Já no primeiro semestre, consegui ser monitor de uma escola em Taguatinga. A experiência de estágio era maravilhosa. Aprendia com os mestres e ajudava os estudantes que também precisavam muito. De repente, eu estava em uma segunda instituição e o amor pela profissão só crescia, assim como a responsabilidade.

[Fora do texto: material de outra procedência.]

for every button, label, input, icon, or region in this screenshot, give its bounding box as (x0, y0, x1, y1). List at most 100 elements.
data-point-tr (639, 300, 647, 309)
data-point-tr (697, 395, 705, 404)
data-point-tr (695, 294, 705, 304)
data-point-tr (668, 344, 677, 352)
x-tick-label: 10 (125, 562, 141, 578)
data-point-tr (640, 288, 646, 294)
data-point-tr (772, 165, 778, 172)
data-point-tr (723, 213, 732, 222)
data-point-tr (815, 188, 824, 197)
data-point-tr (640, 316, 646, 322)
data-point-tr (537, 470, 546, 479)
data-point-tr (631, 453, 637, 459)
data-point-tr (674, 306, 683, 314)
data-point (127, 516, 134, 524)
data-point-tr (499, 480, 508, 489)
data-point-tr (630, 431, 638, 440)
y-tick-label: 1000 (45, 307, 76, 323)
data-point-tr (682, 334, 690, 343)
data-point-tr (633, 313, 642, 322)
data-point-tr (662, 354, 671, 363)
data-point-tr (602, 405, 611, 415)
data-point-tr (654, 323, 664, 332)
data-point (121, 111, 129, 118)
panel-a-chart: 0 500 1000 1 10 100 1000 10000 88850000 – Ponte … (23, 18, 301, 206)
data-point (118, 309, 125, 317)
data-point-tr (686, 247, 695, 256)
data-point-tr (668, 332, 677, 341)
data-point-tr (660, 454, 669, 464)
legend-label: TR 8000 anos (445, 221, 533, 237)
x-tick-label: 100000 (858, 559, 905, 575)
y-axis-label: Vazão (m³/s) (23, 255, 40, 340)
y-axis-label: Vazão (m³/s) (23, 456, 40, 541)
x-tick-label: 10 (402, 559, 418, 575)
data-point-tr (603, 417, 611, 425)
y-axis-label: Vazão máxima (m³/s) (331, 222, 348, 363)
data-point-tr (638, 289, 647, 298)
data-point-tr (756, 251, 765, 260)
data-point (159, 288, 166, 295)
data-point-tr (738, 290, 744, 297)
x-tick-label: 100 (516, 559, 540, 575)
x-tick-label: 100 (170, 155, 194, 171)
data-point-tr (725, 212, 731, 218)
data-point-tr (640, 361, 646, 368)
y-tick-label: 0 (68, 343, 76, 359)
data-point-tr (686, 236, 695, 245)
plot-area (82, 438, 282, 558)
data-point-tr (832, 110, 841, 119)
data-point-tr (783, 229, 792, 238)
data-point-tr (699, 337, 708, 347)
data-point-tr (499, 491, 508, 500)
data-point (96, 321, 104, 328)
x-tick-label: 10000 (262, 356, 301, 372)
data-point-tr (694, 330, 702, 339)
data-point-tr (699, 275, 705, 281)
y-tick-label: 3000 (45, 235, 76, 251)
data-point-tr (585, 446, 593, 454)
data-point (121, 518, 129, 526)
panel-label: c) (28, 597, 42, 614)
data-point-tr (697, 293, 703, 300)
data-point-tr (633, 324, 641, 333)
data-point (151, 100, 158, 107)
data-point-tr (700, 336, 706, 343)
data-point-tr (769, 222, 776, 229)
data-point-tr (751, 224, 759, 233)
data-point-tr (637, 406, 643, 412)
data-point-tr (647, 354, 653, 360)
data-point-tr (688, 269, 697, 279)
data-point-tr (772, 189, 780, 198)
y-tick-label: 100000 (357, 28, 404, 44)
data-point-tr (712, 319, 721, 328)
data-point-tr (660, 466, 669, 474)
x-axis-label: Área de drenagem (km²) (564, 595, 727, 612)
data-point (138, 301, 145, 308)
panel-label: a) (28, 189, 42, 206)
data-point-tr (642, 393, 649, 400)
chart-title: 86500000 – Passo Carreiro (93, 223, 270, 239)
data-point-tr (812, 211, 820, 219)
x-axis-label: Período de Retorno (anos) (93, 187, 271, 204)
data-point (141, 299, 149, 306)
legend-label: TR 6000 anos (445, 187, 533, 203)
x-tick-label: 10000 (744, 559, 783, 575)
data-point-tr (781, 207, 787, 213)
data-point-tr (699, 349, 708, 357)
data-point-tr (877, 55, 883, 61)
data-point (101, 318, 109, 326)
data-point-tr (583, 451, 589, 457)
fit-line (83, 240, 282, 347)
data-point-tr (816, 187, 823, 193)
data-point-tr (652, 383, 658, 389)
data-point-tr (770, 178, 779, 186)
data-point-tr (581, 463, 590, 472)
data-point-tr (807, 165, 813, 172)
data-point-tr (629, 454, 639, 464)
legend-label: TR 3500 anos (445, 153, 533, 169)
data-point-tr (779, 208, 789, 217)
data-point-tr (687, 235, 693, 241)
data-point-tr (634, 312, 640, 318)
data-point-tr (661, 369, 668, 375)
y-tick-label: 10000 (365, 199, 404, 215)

Alunas do Alub estudando história

Ainda como estagiário, organizei a participação dessas escolas na Olimpíada Nacional em História do Brasil. Que incrível! Três equipes se classificaram para a final e uma equipe conquistou uma medalha de prata! Como eram bons aqueles meninos! Como foi difícil e recompensadora essa experiência! Sem falar que, ainda muito novo, fui confundido com aluno pela TV da UNICAMP ao dar entrevista no dia da premiação. Muitas gargalhadas e muita satisfação por poder ter ensinado e aprendido com meus alunos e alunas.

Quanto mais desafiador e difícil eram os caminhos pelos quais eu passava, mais eu tinha a certeza de que eu estava no caminho certo! O maior deles era enfrentar as novas gerações, seu imediatismo, seu gosto – em muitos casos, vícios – pela tecnologia digital. Tornou-se obrigatório elaborar trabalhos e aulas em que eu pudesse trazer os meninos para a realidade de uma disciplina como a História, que parece ser tão abstrata para os mais novos!

Daí em diante foi um pulo para resolver outro inquietamento meu: como dar uma boa aula para alguém com Transtornos de Aprendizagem? Eu mesmo, possuidor de TDAH, sempre encontrei críticas pela vida escolar. “Desconcentrado” – diziam-me e registravam no boletim. “Vive no mundo da Lua” – apontavam outros sem a menor cerimônia. Nunca achei que isso fosse um problema, mas sabia que precisava de mais atenção. Para compreender a mim mesmo e aos meus alunos, estudei os processos da Orientação Educacional, aprendendo um pouco mais a respeito. Os estudos continuaram e hoje me debruço sobre a Neuropsicopedagogia. Quem disse que seria fácil?

Crianças agitada na sala de aula

Da primeira pós para cá, foram algumas escolas e projetos que eu ajudei a fazer e a consolidar até chegar ao ALUB no fim de 2016.  Comecei na unidade de Sobradinho como professor. Quantas alegrias e aprendizados! Consegui cativar meus alunos de História e Cidadania com muito afinco e respeito por eles e pela instituição. Mesmo que em alguns momentos eu os tenha puxado para o lado lúdico com músicas e encenações.

No segundo semestre do ano passado, a escola precisou de um orientador educacional e a diretora Sandra Mara Ferrari viu em mim potencial para exercer a função. Trabalhamos duro para melhorar o atendimento da unidade, contribuir para um ambiente ordeiro e disciplinado e, principalmente, estabelecer o apoio necessário para nossos estudantes com Transtornos de Aprendizagem.

Com muito orgulho, podemos hoje olhar para o trabalho com a satisfação de quem concluiu seus objetivos principais. Este ano continuei em Sobradinho, mas o destino me chamou novamente para uma nova missão: Ceilândia. Guardarei para sempre o carinho e o afeto dos colegas, dos estudantes e da comunidade da cidade serrana, mas meu foco se desloca para minha nova unidade – de onde escrevo agora.

A vida é assim mesmo, sempre propõe novidades para aqueles que gostam de desafios. No peito a certeza de que, trabalhando sério, nunca deixando de estudar/aprender e levando muito amor em nossas ações, somos capazes de não apenas ganhar o mundo, mas transformá-lo para que todos tenham as mesmas oportunidades. Seja um aluno indisciplinado ou desmotivado, alguém com Transtorno de Aprendizagem ou até mesmo com problemas em casa, não podemos desistir. Sempre há uma meta para ser alcançada.- a aprendizagem de nossos alunos.